Enam tahun telah berlalu. Ia hanya fokus pada Bastian sejak hari ia mengalami cinta pada pandangan pertama. Bagaimana mungkin ia tidak menyadari pria yang telah ia cintai dengan setia selama bertahun-tahun? Itu tidak pernah hanya ilusi yang egois.
Isabelle sadar terlepas dari apa pun yang ia dengar tentang pendapat orang. Seberapa setia dan baik hati pria Bastian Klauswitz itu.
Saat Isabelle duduk sendirian di teras, beban cintanya yang tak terbalas menekan hatinya dengan berat, sakitnya mendalam. Suara ia mengisi gelasnya dengan anggur adalah satu-satunya hal yang memecah kesunyian malam musim semi yang menyedihkan.
Ia tidak dapat menahan rasa ingin tahu, seberapa dalam dan menyedihkan cinta ini yang tidak dapat ia sembunyikan? Bagaimana mungkin pria yang ia cintai telah memilih untuk mengorbankan pengabdiannya kepada kerajaan demi wanita dari kelas yang lebih rendah? Itu tidak adil, tetapi pria yang setia secara bodoh itu tampaknya telah menerima bahkan itu.
Mungkin, dalam pikirannya, ia menggunakan wanita itu sebagai perisai untuk melindungi kehormatan sang putri. Desas-desus yang menyebar di dunia sosial sudah cukup untuk menutupi nama Isabelle dan menarik perhatian publik. Ia terisak, mengetahui bahwa tokoh utama musim sosial ini sudah ditempati oleh seorang pahlawan dari garis keturunan yang rendah dan putri dari seorang putri yang ditinggalkan.

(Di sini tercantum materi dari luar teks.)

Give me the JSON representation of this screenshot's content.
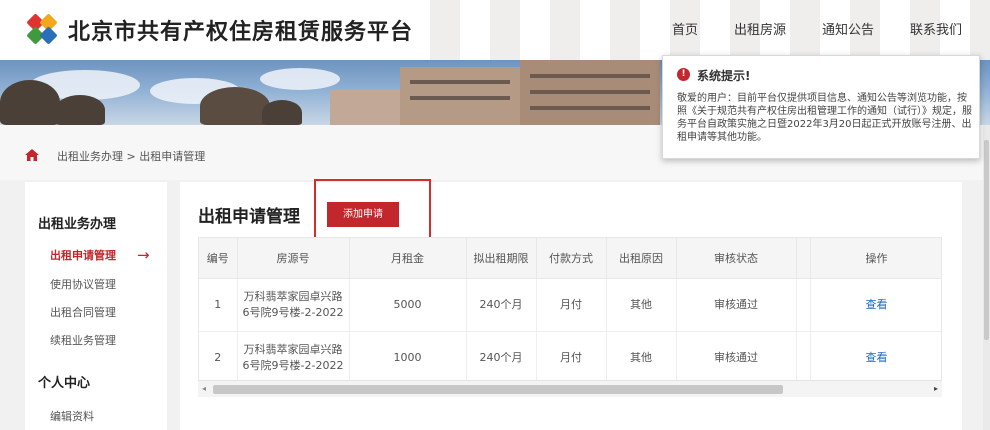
{
  "header": {
    "site_title": "北京市共有产权住房租赁服务平台",
    "nav": [
      "首页",
      "出租房源",
      "通知公告",
      "联系我们"
    ]
  },
  "breadcrumb": {
    "path": "出租业务办理 > 出租申请管理"
  },
  "sidebar": {
    "section1": "出租业务办理",
    "items": [
      "出租申请管理",
      "使用协议管理",
      "出租合同管理",
      "续租业务管理"
    ],
    "section2": "个人中心",
    "personal_items": [
      "编辑资料"
    ],
    "active_arrow": "→"
  },
  "main": {
    "title": "出租申请管理",
    "add_button": "添加申请",
    "columns": [
      "编号",
      "房源号",
      "月租金",
      "拟出租期限",
      "付款方式",
      "出租原因",
      "审核状态",
      "",
      "操作"
    ],
    "rows": [
      {
        "no": "1",
        "house": "万科翡萃家园卓兴路6号院9号楼-2-2022",
        "rent": "5000",
        "term": "240个月",
        "pay": "月付",
        "reason": "其他",
        "status": "审核通过",
        "action": "查看"
      },
      {
        "no": "2",
        "house": "万科翡萃家园卓兴路6号院9号楼-2-2022",
        "rent": "1000",
        "term": "240个月",
        "pay": "月付",
        "reason": "其他",
        "status": "审核通过",
        "action": "查看"
      }
    ]
  },
  "notice": {
    "title": "系统提示!",
    "body": "敬爱的用户：目前平台仅提供项目信息、通知公告等浏览功能，按照《关于规范共有产权住房出租管理工作的通知（试行）》规定，服务平台自政策实施之日暨2022年3月20日起正式开放账号注册、出租申请等其他功能。"
  },
  "colors": {
    "brand_red": "#c1272d",
    "link_blue": "#1f66c4"
  }
}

Tetapi apa arti kejayaan yang kau bayar dengan pengorbananmu?
Pipi Isabelle yang merah padam basah karena air mata terus mengalir dan berpacu dalam aliran kesedihan. Melalui jendela yang terbuka, musik waltz yang indah sekarang dapat didengar. Bastian, memegang tangan wanita cantik itu, adalah salah satu pengunjung yang menuju ke tengah aula makan berpasangan.
Isabelle menuangkan segelas anggur lagi, hatinya sakit karena kesedihan yang dalam dan pahit. Air matanya mengalir seperti aliran air, mengaburkan penglihatannya dan membasahi tangannya, tetapi ia tidak memiliki energi lagi untuk peduli dengan hal-hal sepele seperti itu.
Untuk pertama kalinya, ia memahami niat sebenarnya ibunya dalam mengizinkannya untuk menghadiri pesta dansa. Ia pasti berharap bahwa Isabelle akan terluka dengan cara yang paling menyakitkan, sehingga ia akhirnya akan melepaskan cintanya.
Isabelle mengangkat pandangannya, matanya dipenuhi air mata, dan menatap sepupunya, yang telah memihak Bastian, pria yang seharusnya menjadi miliknya. Wanita itu, yang dikatakan sebagai boneka keluarga kerajaan demi uang, sangat tenang dan percaya diri, dan yang mengecewakan Isabelle, ia juga yang paling cantik.
Saat waltz malam musim semi dimulai, Isabelle merasakan rasa malu melanda dirinya, kesedihan berubah menjadi tangisan yang menyedihkan, malam itu hanya membawa rasa sakit yang tak kenal ampun.